Sportswriting and why I want to do it

I want a job where I can be wrong almost all the time. A job where I can take pot shots at people who are actually doing what I can only dream about, and cut them down. I want to berate them, make jokes about them, and all else poke fun at them until I drive the general consensus of society nuts. I want to say one thing one day, and then when I am proven wrong, be able to sidestep my original opinion for a more popular one. I want to make bold predictions, and then disown them the moment they don’t happen. I want to hold someone up, put them on a pedestal and worship them. Then, I want to knock them down, spit on them and turn my back when they “fail” me. In short, I want to be a sports writer.

All I want is the chance to pontificate about how absolutely essential it is for a certain athlete to do something, and then when it happens, move the goal post back another 50 yards and start again. And, when I can’t find fault with an athlete’s performance, I will find fault with his/her so called character. For writers, this usually means picking apart their comments, TV ads or shoe color. Anything to bring him or her back down to earth. So, I can feel superior. And, if you offend someone, well, just get them to yell at you, and you’ll have column fodder for the rest of your career.

And I’m on my way to be doing just that. If you haven’t noticed yet, then believe me, I am an overly opinionated, sarcastic, dark/sexual humored, randomly pissed off person. Let me at these overpaid, overblown, overhyped jerks that I want to spend my life writing about on newspaper/magazine print.
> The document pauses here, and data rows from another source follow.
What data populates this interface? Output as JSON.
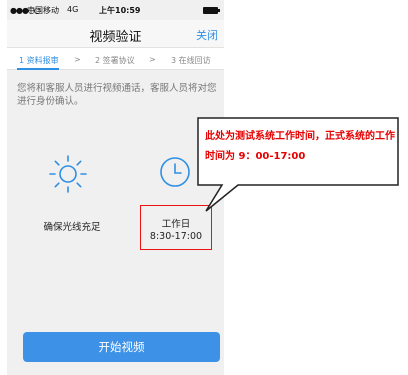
{
  "status_bar": {
    "signal": "●●●○○",
    "carrier": "中国移动",
    "network": "4G",
    "time": "上午10:59"
  },
  "nav": {
    "title": "视频验证",
    "close_label": "关闭"
  },
  "steps": [
    {
      "label": "1 资料报审",
      "active": true
    },
    {
      "label": "2 签署协议",
      "active": false
    },
    {
      "label": "3 在线回访",
      "active": false
    }
  ],
  "step_separator": ">",
  "intro_text": "您将和客服人员进行视频通话，客服人员将对您进行身份确认。",
  "tips": {
    "light_label": "确保光线充足",
    "work_title": "工作日",
    "work_hours": "8:30-17:00"
  },
  "start_button_label": "开始视频",
  "annotation": {
    "text": "此处为测试系统工作时间，正式系统的工作时间为 9：00-17:00",
    "color": "#e60000"
  },
  "colors": {
    "accent": "#2f8fe3",
    "button": "#3d92e8",
    "highlight_border": "#e11111"
  },
  "icons": {
    "sun": "sun-icon",
    "clock": "clock-icon"
  }
}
When kids are playing basketball in the driveway they try to emulate Michael Jordan or Larry Bird. When I’m writing I try to emulate Hunter S. Thompson, Bob Ryan and Bill Simmons, then turn it up a notch to my own style.



Flawed Baseball

Asides from steroids, this is why baseball is flawed.

The nonexistence of the salary cap.

A salary cap needs to be put into baseball, so that smaller market teams aren’t stepped on year in and year out. Asides from the Tampa Bay Rays from this past season, what other small market team has blown away the league over the past ten seasons — the Florida Marlins, certainly, but the 2003 World Series was that, one and done (I said 10 years, so the 1997 World Series in which the Marlins won is void.)

C.C. Sabathia, after a year where he was traded from the Cleveland Indians to the Milwaukee Brewers during the trade deadline in August, has stood up to his contract year and is bound to receive some lucrative money, from either the New York Yankees, Milwaukee Brewers, Los Angeles Angels, and Los Angeles Dodgers.

The Brewers, Angels, and Dodgers are offering Sabathia approximately $100 million.

While the New York Yankees, the franchise in the league that wields the highest payroll in baseball, is blowing the said bids out of the water by offering Sabathia over $137.5 million (the current record deal that was given to Johan Santana by the New York Mets last off-season) so he will play in the Bronx, wearing pinstripes.

Go ahead. Let the Yankees spend rapidly. Even though they haven’t won a World Series since 2000 and they missed the playoffs in 2008, the myriad amount of money that’s being thrown around is pretty nauseating. I love baseball as much as the next person loves the sport, but it’s ridiculous to have to put up with these inane headlines every year about some team trying to screw another.

Not to mention every ’screwing’ involves either the Yankees, Mets, Dodgers, or [Boston] Red Sox.